Ghost in the Wires_ My Adventures as the World's Most Wanted Hacker - Kevin Mitnick [69]
I had now traced the call all the way to its origin. This was the phone number dialing out to one of the boxes in the Calabasas CO that was wiretapping Teltec.
I still wanted to know if that thousand-cycle tone would ever change. If it did, what would happen? Would I hear a data signal? Would I hear a phone conversation?
I called Omar back. “Hey, has anything changed with that tone?”
He answered that he had listened to it for about fifteen minutes and never heard any change.
I asked, “Is it possible to put the handset near the speaker so I can hear the tone? I want to run some tests.” He said he’d put the phone down next to the speaker and I could just hang up when I was done.
This was awesome—with that tone coming through to my cell phone, it was almost like the time I’d eavesdropped on the eavesdroppers at the NSA. I was wiretapping the wiretap—how ironic was that?
By now I was feeling nervous and excited at the same time. But holding the phone to my ear throughout this hours-long social-engineering session had given me an earache, and my arm was getting pretty sore as well.
As I was entering the stretch of desert leading into Barstow, the halfway point to Las Vegas, where the cell coverage was crappy, the call dropped. Damn!
I called Omar back, and he set up the connection again so I could keep listening to that thousand-cycle tone over his loudspeakers. I was hoping the tone would end at some point and I would hear something that would give me some clue to what was going on, what the tone signified.
Coming into view was a complex that served all the good-buddy truckers who drove eighteen-wheelers all day and all night. I pulled in to fill the gas tank of the car and then decided to check up on my dad, who was still suffering over Adam’s death.
With my cell phone tied up with the intercept, I found a pay phone to make the call to my dad. I dialed his number and held on while the phone rang. The high-pitched tone from the cell phone suddenly stopped.
What the hell?!
I grab the cell phone and hold it to my other ear.

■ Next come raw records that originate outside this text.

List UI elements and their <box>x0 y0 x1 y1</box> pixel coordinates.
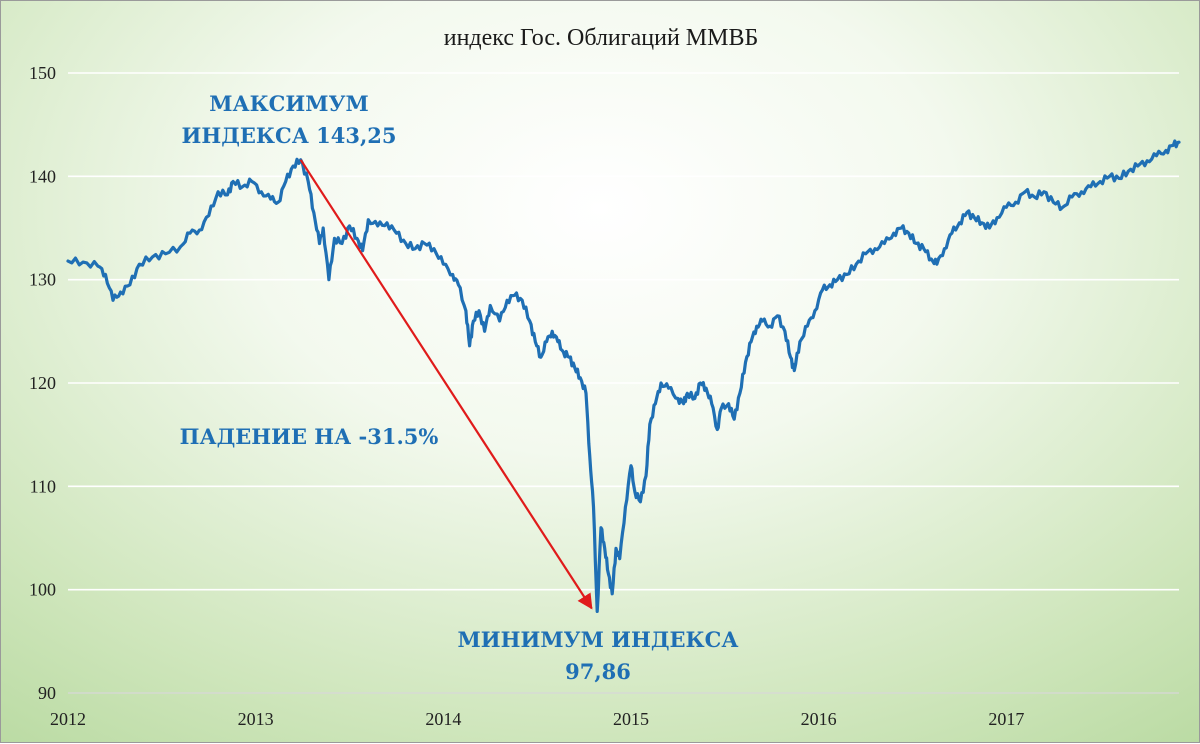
x-tick-label: 2017 <box>988 709 1024 729</box>
min-annotation-line2: 97,86 <box>565 659 631 684</box>
min-annotation-line1: МИНИМУМ ИНДЕКСА <box>458 627 739 652</box>
y-axis: 90 100 110 120 130 140 150 <box>29 63 56 703</box>
x-tick-label: 2014 <box>425 709 461 729</box>
y-tick-label: 150 <box>29 63 56 83</box>
x-tick-label: 2013 <box>238 709 274 729</box>
y-tick-label: 110 <box>30 476 56 496</box>
x-tick-label: 2016 <box>801 709 837 729</box>
x-axis: 2012 2013 2014 2015 2016 2017 <box>50 709 1024 729</box>
y-tick-label: 130 <box>29 270 56 290</box>
x-tick-label: 2012 <box>50 709 86 729</box>
drop-annotation: ПАДЕНИЕ НА -31.5% <box>180 424 439 449</box>
series-line-index <box>66 139 1181 613</box>
y-tick-label: 100 <box>29 580 56 600</box>
x-tick-label: 2015 <box>613 709 649 729</box>
max-annotation-line2: ИНДЕКСА 143,25 <box>182 123 397 148</box>
gridlines <box>68 72 1179 694</box>
chart-title: индекс Гос. Облигаций ММВБ <box>444 25 759 51</box>
y-tick-label: 140 <box>29 166 56 186</box>
y-tick-label: 90 <box>38 683 56 703</box>
drop-arrow <box>299 159 593 610</box>
max-annotation-line1: МАКСИМУМ <box>209 91 369 116</box>
y-tick-label: 120 <box>29 373 56 393</box>
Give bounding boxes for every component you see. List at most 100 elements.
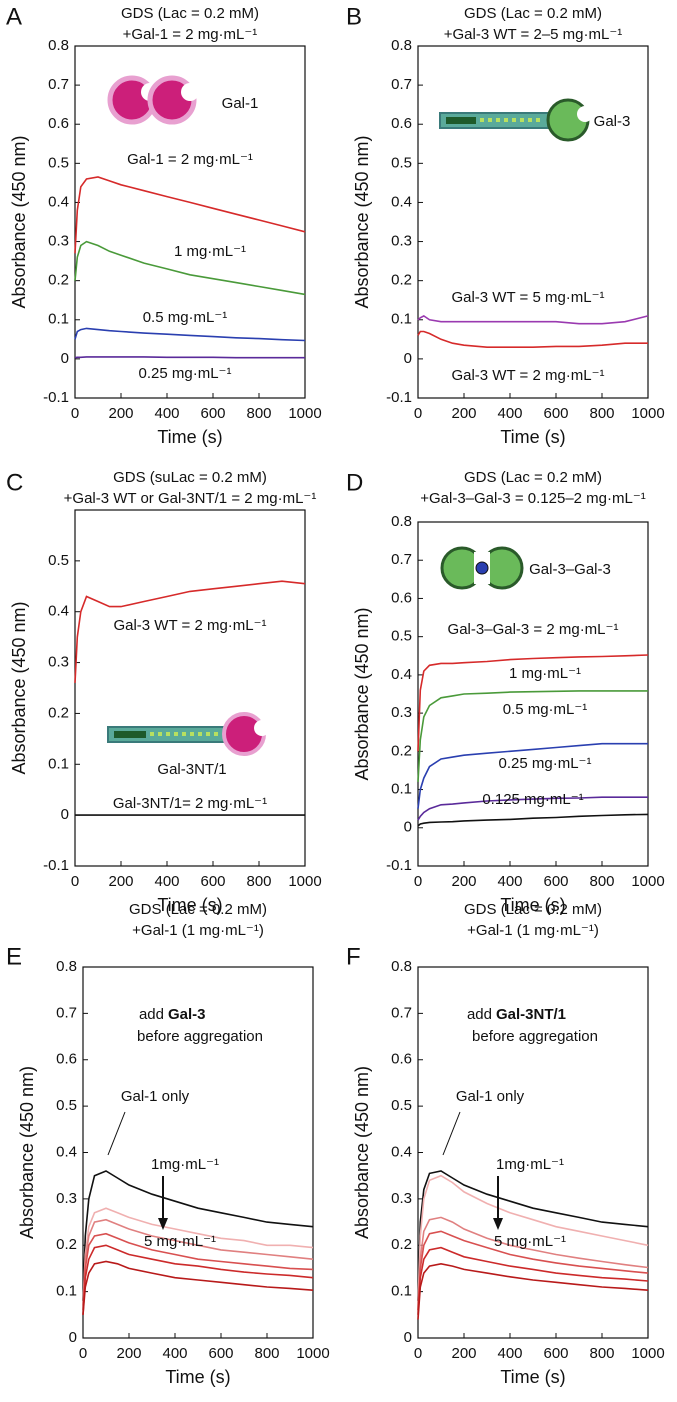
series-label: 1 mg·mL⁻¹ [174, 243, 246, 260]
data-line [417, 1246, 649, 1315]
chart-title: GDS (Lac = 0.2 mM) [121, 5, 259, 22]
series-label: Gal-3 WT = 2 mg·mL⁻¹ [451, 367, 604, 384]
x-tick-label: 800 [589, 405, 614, 422]
y-tick-label: 0 [69, 1329, 77, 1346]
series-label: Gal-1 only [456, 1088, 525, 1105]
data-line [74, 580, 306, 683]
x-tick-label: 600 [543, 873, 568, 890]
y-axis-label: Absorbance (450 nm) [17, 1066, 37, 1239]
plot-frame [417, 45, 649, 399]
x-tick-label: 1000 [631, 405, 664, 422]
x-axis-label: Time (s) [165, 1367, 230, 1387]
x-tick-label: 600 [200, 405, 225, 422]
y-tick-label: 0.6 [391, 115, 412, 132]
y-tick-label: 0.5 [391, 1097, 412, 1114]
y-tick-label: 0.1 [391, 781, 412, 798]
annotation: add [467, 1006, 492, 1023]
x-tick-label: 1000 [631, 873, 664, 890]
x-axis-label: Time (s) [500, 1367, 565, 1387]
x-tick-label: 0 [414, 873, 422, 890]
data-line [417, 796, 648, 821]
y-tick-label: 0.5 [56, 1097, 77, 1114]
x-tick-label: 0 [414, 405, 422, 422]
data-line [417, 1216, 649, 1311]
series-label: 0.25 mg·mL⁻¹ [499, 755, 592, 772]
y-axis-label: Absorbance (450 nm) [352, 607, 372, 780]
x-tick-label: 1000 [288, 873, 321, 890]
y-tick-label: 0.8 [391, 513, 412, 530]
series-label: 0.125 mg·mL⁻¹ [482, 791, 583, 808]
x-tick-label: 600 [208, 1345, 233, 1362]
y-tick-label: 0.3 [48, 654, 69, 671]
data-line [82, 1207, 314, 1306]
y-tick-label: 0.1 [391, 1283, 412, 1300]
panel-letter: D [346, 469, 363, 496]
data-line [417, 1262, 649, 1320]
annotation: Gal-3 [168, 1006, 206, 1023]
y-tick-label: 0.2 [56, 1236, 77, 1253]
panel-letter: E [6, 943, 22, 970]
plot-frame [74, 509, 306, 867]
y-tick-label: 0.1 [48, 311, 69, 328]
y-axis-label: Absorbance (450 nm) [352, 1066, 372, 1239]
data-line [417, 1170, 649, 1301]
x-tick-label: 200 [116, 1345, 141, 1362]
x-tick-label: 600 [200, 873, 225, 890]
y-tick-label: 0 [404, 350, 412, 367]
chart-title: GDS (Lac = 0.2 mM) [464, 5, 602, 22]
y-tick-label: 0.6 [391, 1051, 412, 1068]
y-tick-label: 0.4 [48, 603, 69, 620]
y-tick-label: 0.8 [391, 958, 412, 975]
y-axis-label: Absorbance (450 nm) [352, 135, 372, 308]
series-label: Gal-3–Gal-3 = 2 mg·mL⁻¹ [448, 621, 619, 638]
y-tick-label: 0.4 [56, 1143, 77, 1160]
annotation: Gal-3–Gal-3 [529, 561, 611, 578]
chart-title: +Gal-1 (1 mg·mL⁻¹) [467, 922, 599, 939]
chart-title: GDS (suLac = 0.2 mM) [113, 469, 267, 486]
x-axis-label: Time (s) [157, 427, 222, 447]
annotation: Gal-3NT/1 [157, 761, 226, 778]
y-tick-label: 0.3 [56, 1190, 77, 1207]
y-tick-label: 0.2 [48, 704, 69, 721]
y-tick-label: 0.6 [56, 1051, 77, 1068]
data-line [417, 813, 649, 827]
y-tick-label: 0 [404, 1329, 412, 1346]
x-tick-label: 600 [543, 405, 568, 422]
annotation: Gal-1 [222, 95, 259, 112]
x-tick-label: 400 [497, 405, 522, 422]
chart-title: GDS (Lac = 0.2 mM) [129, 901, 267, 918]
panel-letter: F [346, 943, 361, 970]
y-tick-label: 0.7 [391, 1004, 412, 1021]
x-tick-label: 800 [246, 405, 271, 422]
x-tick-label: 800 [589, 873, 614, 890]
chart-title: +Gal-3 WT = 2–5 mg·mL⁻¹ [444, 26, 623, 43]
y-tick-label: -0.1 [386, 389, 412, 406]
y-tick-label: 0.2 [391, 272, 412, 289]
y-tick-label: 0.2 [48, 272, 69, 289]
y-tick-label: 0.3 [48, 233, 69, 250]
arrow-head [158, 1218, 168, 1230]
y-tick-label: 0.2 [391, 1236, 412, 1253]
annotation: before aggregation [137, 1028, 263, 1045]
annotation: Gal-3 [594, 113, 631, 130]
x-tick-label: 200 [451, 1345, 476, 1362]
plot-frame [74, 45, 306, 399]
data-line [417, 1174, 649, 1306]
x-tick-label: 0 [414, 1345, 422, 1362]
series-label: Gal-3 WT = 5 mg·mL⁻¹ [451, 289, 604, 306]
y-tick-label: 0 [404, 819, 412, 836]
y-tick-label: 0.3 [391, 233, 412, 250]
y-tick-label: 0.1 [56, 1283, 77, 1300]
y-tick-label: 0.2 [391, 742, 412, 759]
series-label: 5 mg·mL⁻¹ [144, 1233, 216, 1250]
gal1-icon [107, 75, 199, 125]
series-label: Gal-1 only [121, 1088, 190, 1105]
data-line [74, 176, 306, 254]
y-tick-label: 0 [61, 350, 69, 367]
x-tick-label: 0 [71, 405, 79, 422]
panel-letter: A [6, 3, 22, 30]
x-tick-label: 200 [108, 405, 133, 422]
data-line [417, 654, 649, 752]
series-label: Gal-3NT/1= 2 mg·mL⁻¹ [113, 795, 267, 812]
callout-line [442, 1111, 461, 1156]
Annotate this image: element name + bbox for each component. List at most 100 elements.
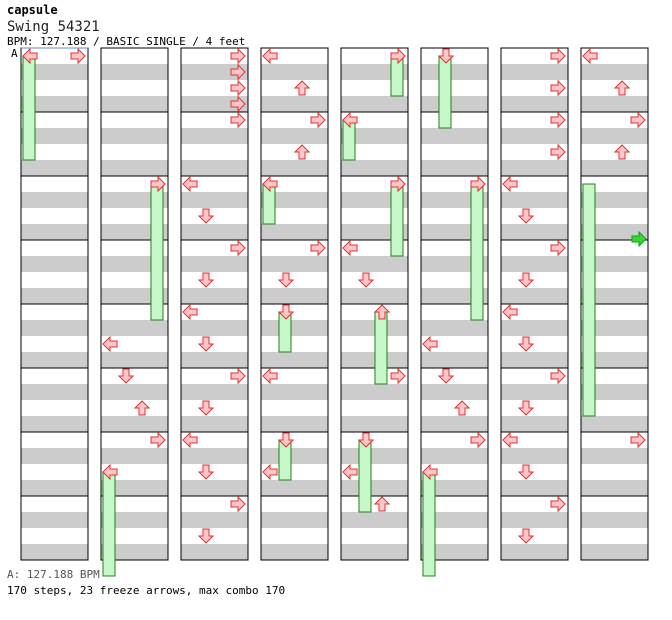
beat-stripe — [501, 352, 568, 368]
beat-stripe — [341, 448, 408, 464]
beat-stripe — [501, 544, 568, 560]
step-arrow — [133, 400, 151, 416]
beat-stripe — [21, 448, 88, 464]
beat-stripe — [21, 256, 88, 272]
beat-stripe — [501, 320, 568, 336]
step-arrow — [277, 432, 295, 448]
step-arrow — [197, 400, 215, 416]
beat-stripe — [261, 64, 328, 80]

My dad’s voice comes over the pay phone receiver as he answers:
“Hello.”
I hear him over the pay phone and at the same time over the cell phone!
Fuck!
I can’t believe this.
This intercept isn’t on Teltec anymore… it’s on my dad’s phone. The tap has been moved.
They’re intercepting us!
Oh, shit.
I try to sound calm but assertive, insistent. “Dad, I need you to go over to the pay phone at the Village Market across the street. I have some important news about Adam,” I tell him.
My wording has to be innocuous, something that won’t tip off the intercept listener.
“Kevin, what’s going on?” Dad says, angry at me. “I’m tired of these stupid James Bond games.”
I insist and finally manage to convince him.
I’m sweating. How long have they been intercepting my calls without my knowing? A thousand questions are running through my mind. Was Teltec really a target or was it an elaborate scheme concocted by Pacific Bell Security to trick me—a way of social-engineering the hacker? My heart is racing as I try to recall everything I said and did on the phone from my dad’s house. What did they hear? How much do they know?
After five minutes, I call the pay phone at the market. “Dad,” I tell him, “get the fucking computer out of the house. You need to do it now! Don’t wait! Those wiretaps, they’re not on Teltec anymore, those guys are listening to us! You gotta get the computer out right away—please!”
He agrees but sounds really pissed.
My next call is to Lewis, with the same message: “We gotta go into cleanup mode.” We agree we’ll each stash our notes and floppy disks in places where no one will be able to find them.
Let the government try to prosecute: no evidence, no case.
I arrived at my mom’s place in Las Vegas with my nerves shot. I kept obsessively playing over and over in my mind all the conversations they might have intercepted.